9782877068635FSLa Vérité sur l’Affaire Harry Québert,
Joël Dicker
Ma note : 16/20

En voilà, un titre dont j’ai beaucoup entendu parler ! C’est l’avis de ma meilleure amie qui m’a convaincue de l’acheter. Vous le savez maintenant, je suis vraiment très curieuse, surtout lorsqu’un livre fait autant parler de lui. Mais j’en suis également très méfiante, tant j’ai peur d’être déçue… Verdict ?

Mon résumé

Marcus Goldman, écrivain dont la renommée n’est plus à faire, fait face à la panne de l’écrivain et vient rendre visite à son ami Harry Quebert, l’homme à qui il doit son succès, dans la petite ville d’Aurora. Rapidement, une affaire est mise au jour : celle de la disparition de Nola, une jeune fille de 15 ans, dont le corps est retrouvé enterré dans le jardin de Harry trente-trois ans plus tard. Afin de sauver son ami, Marcus décide de tirer cette affaire au clair…

Mon avis

Un policier. Rien de plus qu’un livre policier. Voici ce que je me suis dit pendant plus de 500 pages, sur les 854 que contient ce roman. Et je dois admettre que j’étais un peu déçue, bien que tenue en haleine par la plume fluide et addictive de l’auteur. Certes, il y a des rebondissements, les accusations tombent et les suspects se multiplient. Mais rien de révolutionnaire dans le genre. Voilà ce qui m’a gênée dans cette lecture, ce que je redoutais tant. J’avais tant entendu d’éloges, que j’en étais venue à trop en attendre de ce titre.

Les personnages sont complexes, plutôt bien travaillés. Leurs actions, leur psychologie, rien n’est laissé au hasard. Il faut une main de maître et un esprit très organisé pour écrire un tel roman, tant les évènements et les découvertes s’enchevêtrent subtilement, sans que le lecteur ne voit rien venir, jusqu’à la toute fin, jusqu’à la révélation qui n’a lieu que lors des toutes dernières pages.
Marcus, dès le début, peut paraître détestable. Harry, lui, attire la sympathie. Et Joël Dicker parvient à si bien travailler ses personnages que la tendance s’inverse lorsque l’on referme le roman. N’est-ce pas génial ?
Cependant, j’émets une énorme réserve quant au personnage de l’éditeur, dont le portrait est plus que stéréotypé.
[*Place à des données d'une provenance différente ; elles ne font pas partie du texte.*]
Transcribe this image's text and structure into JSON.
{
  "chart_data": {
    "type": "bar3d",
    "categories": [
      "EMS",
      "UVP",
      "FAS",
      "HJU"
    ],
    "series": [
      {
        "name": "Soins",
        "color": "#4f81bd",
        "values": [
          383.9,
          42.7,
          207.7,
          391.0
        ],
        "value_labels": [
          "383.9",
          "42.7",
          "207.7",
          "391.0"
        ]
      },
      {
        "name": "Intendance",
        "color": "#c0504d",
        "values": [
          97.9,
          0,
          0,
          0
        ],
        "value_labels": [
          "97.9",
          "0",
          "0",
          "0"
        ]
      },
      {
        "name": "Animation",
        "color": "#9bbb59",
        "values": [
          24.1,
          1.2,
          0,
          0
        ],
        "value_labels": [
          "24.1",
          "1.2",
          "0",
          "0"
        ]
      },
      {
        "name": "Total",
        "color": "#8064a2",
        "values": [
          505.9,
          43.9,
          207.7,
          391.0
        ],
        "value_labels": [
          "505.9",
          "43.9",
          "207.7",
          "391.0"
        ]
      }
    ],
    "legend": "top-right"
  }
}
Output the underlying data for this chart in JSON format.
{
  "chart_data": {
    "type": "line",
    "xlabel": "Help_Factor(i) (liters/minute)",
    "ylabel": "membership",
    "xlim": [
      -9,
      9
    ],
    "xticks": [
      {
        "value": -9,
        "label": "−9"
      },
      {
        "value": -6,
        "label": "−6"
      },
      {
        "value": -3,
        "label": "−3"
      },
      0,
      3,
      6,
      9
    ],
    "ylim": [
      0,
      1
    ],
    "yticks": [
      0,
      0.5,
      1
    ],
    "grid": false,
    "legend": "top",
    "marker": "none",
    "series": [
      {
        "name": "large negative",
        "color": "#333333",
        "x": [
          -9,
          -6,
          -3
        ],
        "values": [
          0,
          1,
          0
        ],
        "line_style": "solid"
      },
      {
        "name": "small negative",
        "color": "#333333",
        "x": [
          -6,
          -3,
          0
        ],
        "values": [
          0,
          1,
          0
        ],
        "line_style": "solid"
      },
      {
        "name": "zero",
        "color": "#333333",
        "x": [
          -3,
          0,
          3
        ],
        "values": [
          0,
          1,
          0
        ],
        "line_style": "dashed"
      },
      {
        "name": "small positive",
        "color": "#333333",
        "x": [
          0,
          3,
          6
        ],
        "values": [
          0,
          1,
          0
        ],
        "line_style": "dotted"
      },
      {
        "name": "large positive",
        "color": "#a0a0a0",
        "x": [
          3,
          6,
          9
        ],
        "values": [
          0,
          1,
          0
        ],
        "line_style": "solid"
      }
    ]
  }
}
Je travaille dans ce milieu, et j’ai vraiment détesté que le personnage ne soit perçu qu’à travers le prisme de l’appât du gain. Il semblerait que chacune de ses actions soit mesurée par le buzz et l’argent ! Pourtant, je vous assure, il existe bel et bien des gens passionnés qui pratiquent ce métier pour le plaisir et la beauté des mots…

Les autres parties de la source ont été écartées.